The measure could charitably be called overdue, since a surge in LA’s population in recent decades has exacerbated a problem that had already plagued commuters. Researchers have shown that LA residents spent 80 hours in traffic jams in 2014, an increase from 58 hours in 1985. Another 2016 study found that LA’s traffic is the worst in the world, wasting the average resident 104 hours and costing the driver $2,408 a year in productivity and fuel.
How traffic could snarl LA2024
With LA trying hard to land the bid for the 2024 Olympic Games, improving its transport infrastructure has become a matter of national interest. Indeed, gridlocks and inadequate public transportation are probably the city’s biggest hurdle to persuading the International Olympic Committee to award them the Games over Paris – a city whose subway system is among the best in the world.
Which is why the mayor of LA, Eric Garcetti, flew to Washington to ask the Trump administration to fast track the $1.3 billion in funding for the Purple subway line serving the Westwood area where the Olympic Village is supposed to be built. But that has upset some Angelenos, who have borrowed a page from Boston’s abandoned bid for the Olympics and formed a new opposition group called NOlympics LA, aiming at disrupting the bid and redirected the much needed funds elsewhere.
Such protests have become common in the buildup to recent Olympics, with residents of cities such as Rio and Budapest calling for resources to be diverted to solve ongoing problems for the city’s residents, instead of towards temporary measures to attract the prestigious, yet disruptive event. LA’s deep-seated problems with traffic and transport are a perfect example of where these resources need to be directed – but funding a subway line that goes to the very affluent Westwood district is clearly not the way. That move will simply fuel the concerns of protesters that the Olympic bid could divert attention from the city’s most ongoing problems, and from marginalized, vulnerable communities.

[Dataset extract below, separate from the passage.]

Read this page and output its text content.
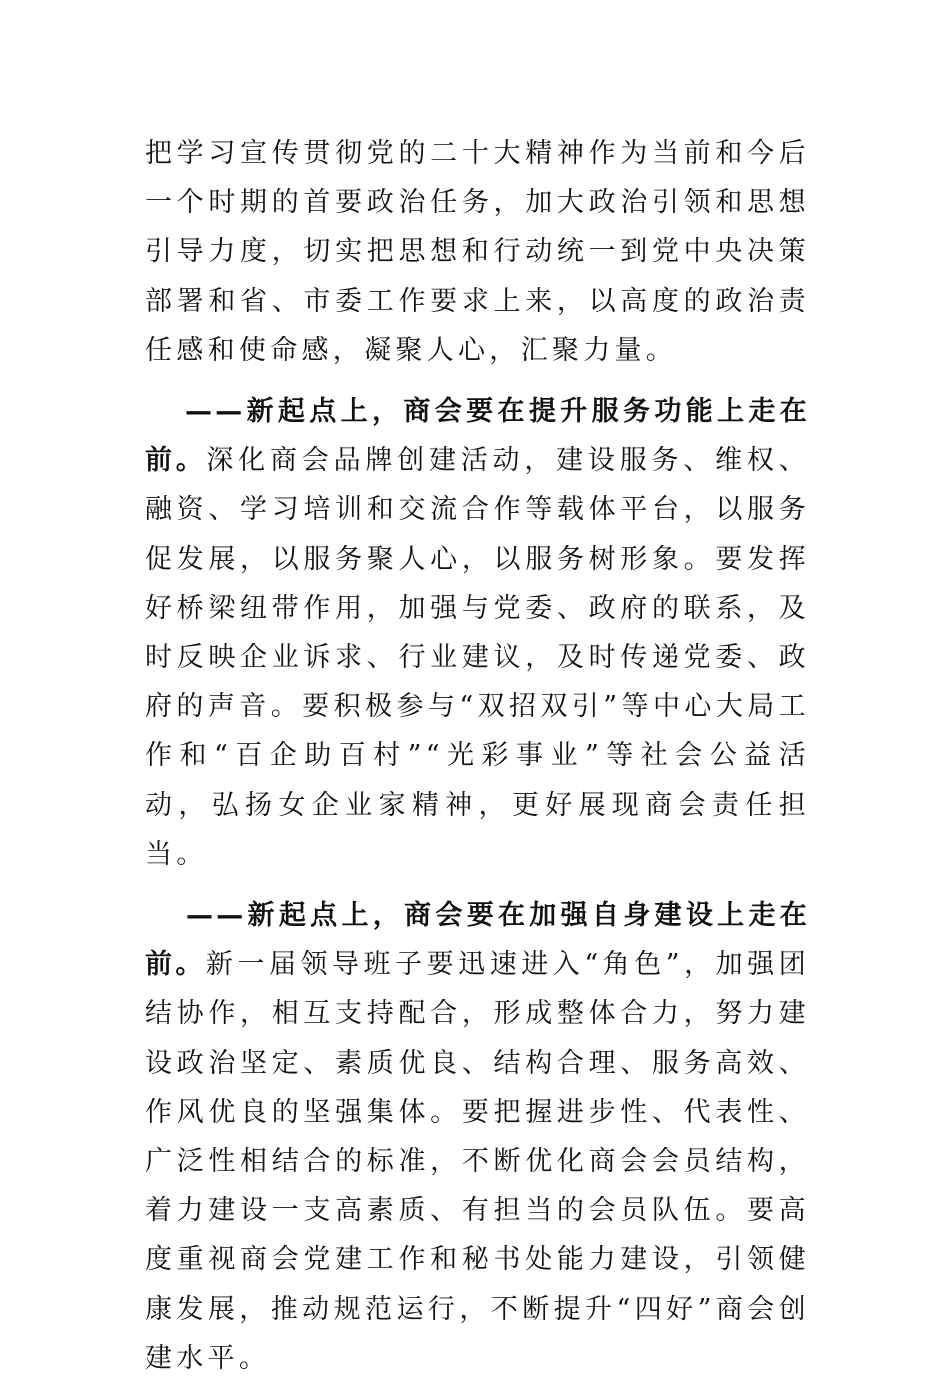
把学习宣传贯彻党的二十大精神作为当前和今后一个时期的首要政治任务，加大政治引领和思想引导力度，切实把思想和行动统一到党中央决策部署和省、市委工作要求上来，以高度的政治责任感和使命感，凝聚人心，汇聚力量。

——新起点上，商会要在提升服务功能上走在前。深化商会品牌创建活动，建设服务、维权、融资、学习培训和交流合作等载体平台，以服务促发展，以服务聚人心，以服务树形象。要发挥好桥梁纽带作用，加强与党委、政府的联系，及时反映企业诉求、行业建议，及时传递党委、政府的声音。要积极参与“双招双引”等中心大局工作和“百企助百村”“光彩事业”等社会公益活动，弘扬女企业家精神，更好展现商会责任担当。

——新起点上，商会要在加强自身建设上走在前。新一届领导班子要迅速进入“角色”，加强团结协作，相互支持配合，形成整体合力，努力建设政治坚定、素质优良、结构合理、服务高效、作风优良的坚强集体。要把握进步性、代表性、广泛性相结合的标准，不断优化商会会员结构，着力建设一支高素质、有担当的会员队伍。要高度重视商会党建工作和秘书处能力建设，引领健康发展，推动规范运行，不断提升“四好”商会创建水平。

Even if Garcetti receives the funding he is hoping for, it won’t be enough to solve LA’s longstanding transit dilemma, in a city whose sprawling, low density layout is fundamentally not conducive to the use of public transport. Though the system has seen some expansion in recent years, actual ridership numbers have dropped. Bus ridership in particular dropped by about 2 million between November of 2015 and the same month of 2016. Solo driving has reached an all-time high. If the recent years of public transit investment have failed to actually take cars off the roads, it calls into question whether Measure M will have the desired effect on traffic.
So far, the city’s heavier investment in trains has apparently drawn more riders from the existing bus system than from those driving their own cars. Surveys have shown the bus system is still seen by commuters as unsafe and inconvenient, an image that the Metro agency is trying to change, adding Wi-Fi and safety measures to the buses. Given the layout of the city, there are few areas where LA county’s 100 rail stations can be accessed without other transportation. On the other hand, the county has 20,000 bus stops. Investing in rail service at the expense of the bus system is unlikely to provide a long-term solution for a sprawling city like LA, until denser development begins to take hold.
For a lasting solution, the city will need to fight political roadblocks and win battles against NIMBY (Not In My Back Yard) activists opposing expansions of public transit. Transit authorities will need to embrace, or at least accept, the city’s layout and character, investing more in buses and subsidizing bus fares, or encouraging denser development that might make the rail system more practical. Whether or not the city embraces, or wins, its 2024 Olympic bid, it should make sure the event does not distract from long term priorities for the city’s residents. Most importantly, public transport needs to be seen as a key priority, instead of just another transit option among many. Only then will the current strategies begin to yield a comprehensive, long-lasting solution to the city’s ongoing problems.